In July, a Virgin Galactic shuttle and a Blue Origin shuttle left our atmosphere for a few minutes. On board were billionaires Richard Branson and Jeff Bezos, respectively, who want to make space tourism a norm for those who are willing to shell out for it. Will the cosmos become the destination of choice for the fashionable jet set—the same crowd that flocks to Gstaad and St. Barts—when they’re looking for the ultimate novelty experience?

This fascination with outer space isn’t new: The fashion world has been drawing inspiration from the universe at least since the 1960s. During the Cold War, the U.S. and the U.S.S.R. fought a technological battle against the backdrop of the space race until Apollo 11 took Americans to the moon and Neil Armstrong became the first person to walk its surface on July 21, 1969. Designers at the time were highly influenced by space exploration, the possibilities of which they explored with futuristic wardrobes.

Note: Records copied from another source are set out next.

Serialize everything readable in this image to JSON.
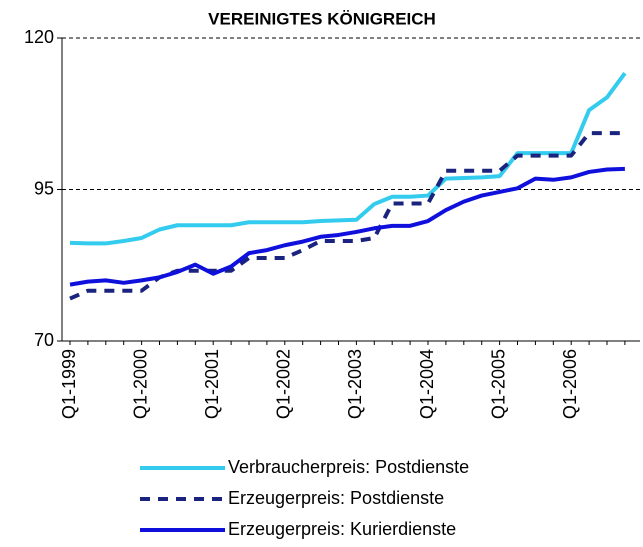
{
  "chart_data": {
    "type": "line",
    "title": "VEREINIGTES KÖNIGREICH",
    "categories": [
      "Q1-1999",
      null,
      null,
      null,
      "Q1-2000",
      null,
      null,
      null,
      "Q1-2001",
      null,
      null,
      null,
      "Q1-2002",
      null,
      null,
      null,
      "Q1-2003",
      null,
      null,
      null,
      "Q1-2004",
      null,
      null,
      null,
      "Q1-2005",
      null,
      null,
      null,
      "Q1-2006",
      null,
      null,
      null
    ],
    "series": [
      {
        "name": "Verbraucherpreis: Postdienste",
        "color": "#33ccee",
        "style": "solid",
        "values": [
          86.2,
          86.1,
          86.1,
          86.5,
          87.0,
          88.4,
          89.1,
          89.1,
          89.1,
          89.1,
          89.6,
          89.6,
          89.6,
          89.6,
          89.8,
          89.9,
          90.0,
          92.6,
          93.8,
          93.8,
          94.0,
          96.8,
          96.9,
          97.0,
          97.2,
          101.0,
          101.0,
          101.0,
          101.0,
          108.1,
          110.2,
          114.2
        ]
      },
      {
        "name": "Erzeugerpreis: Postdienste",
        "color": "#1a237e",
        "style": "dashed",
        "values": [
          77.0,
          78.3,
          78.3,
          78.3,
          78.3,
          80.5,
          81.6,
          81.6,
          81.6,
          81.6,
          83.7,
          83.7,
          83.7,
          85.0,
          86.5,
          86.5,
          86.5,
          87.0,
          92.7,
          92.7,
          92.7,
          98.1,
          98.1,
          98.1,
          98.1,
          100.6,
          100.6,
          100.6,
          100.6,
          104.3,
          104.3,
          104.3
        ]
      },
      {
        "name": "Erzeugerpreis: Kurierdienste",
        "color": "#1010dd",
        "style": "solid",
        "values": [
          79.3,
          79.8,
          80.0,
          79.6,
          80.0,
          80.5,
          81.4,
          82.6,
          81.1,
          82.3,
          84.5,
          85.0,
          85.8,
          86.4,
          87.2,
          87.5,
          88.0,
          88.6,
          89.0,
          89.0,
          89.8,
          91.6,
          93.0,
          94.0,
          94.6,
          95.2,
          96.8,
          96.6,
          97.0,
          97.9,
          98.3,
          98.4
        ]
      }
    ],
    "ylim": [
      70,
      120
    ],
    "yticks": [
      70,
      95,
      120
    ],
    "grid": true
  }
}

The figurehead of this “space age” fashion, former civil engineer André Courrèges, designed space-age jumpsuits and PVC clothing throughout the 1960s. In the same vein, Pierre Cardin created vinyl miniskirts, plexiglass helmets and metallic waders and Paco Rabanne released his 1966 collection, Twelve Unwearable Dresses—unwearable because some of them were made from metal plates or Rhodoid discs and weighed up to nine kilograms. These pieces became the eccentric couturier’s trademark, and he dressed his muses—including Françoise Hardy, Audrey Hepburn and Jane Fonda—in them. (He also designed the costumes for Barbarella, the science-fiction movie starring Fonda as an adventurous astronaut.) In 1969, Italy’s Giancarlo Zanatta created the first moon boot, a UFO-style winter boot inspired by those worn by the Apollo 11 astronauts and later remade by Jeremy Scott, Fendi and Dior.

Over the decades, designers—such as Thierry Mugler in the ’80s and Alexander McQueen in the ’90s—continued to use outer space as inspiration. Were they driven by the desire to predict or prepare for the future or to explore a universe that has no rules or limits? When Chanel installed an (almost) life-sized rocket ship under the glass roof of the Grand Palais for its fall/winter 2017/2018 show with models parading in retro outfits reminiscent of Courrèges’ futuristic style—we were nothing short of star-struck.

For fall/winter 2021/2022, some designers created intergalactic wardrobes that are at the height of the trend, like Balmain’s utilitarian jackets and metallic jumpsuits and Maximilian’s nod to the ’60s futurists. Before the Louis Vuitton show, creative director Nicolas Ghesquière talked about his need to invent an “extra ordinary journey” since some borders were still closed due to the pandemic. For this unusual voyage, the designer created protective capes and flashy coats that look like they could double as survival blankets. But it is Balenciaga’s conquest of space that is most obvious: Designer Demna Gvasalia collaborated with NASA to create, among other pieces, a parka that will thrill both budding cosmonauts and fashionistas keen to reach the outer atmospheres of style.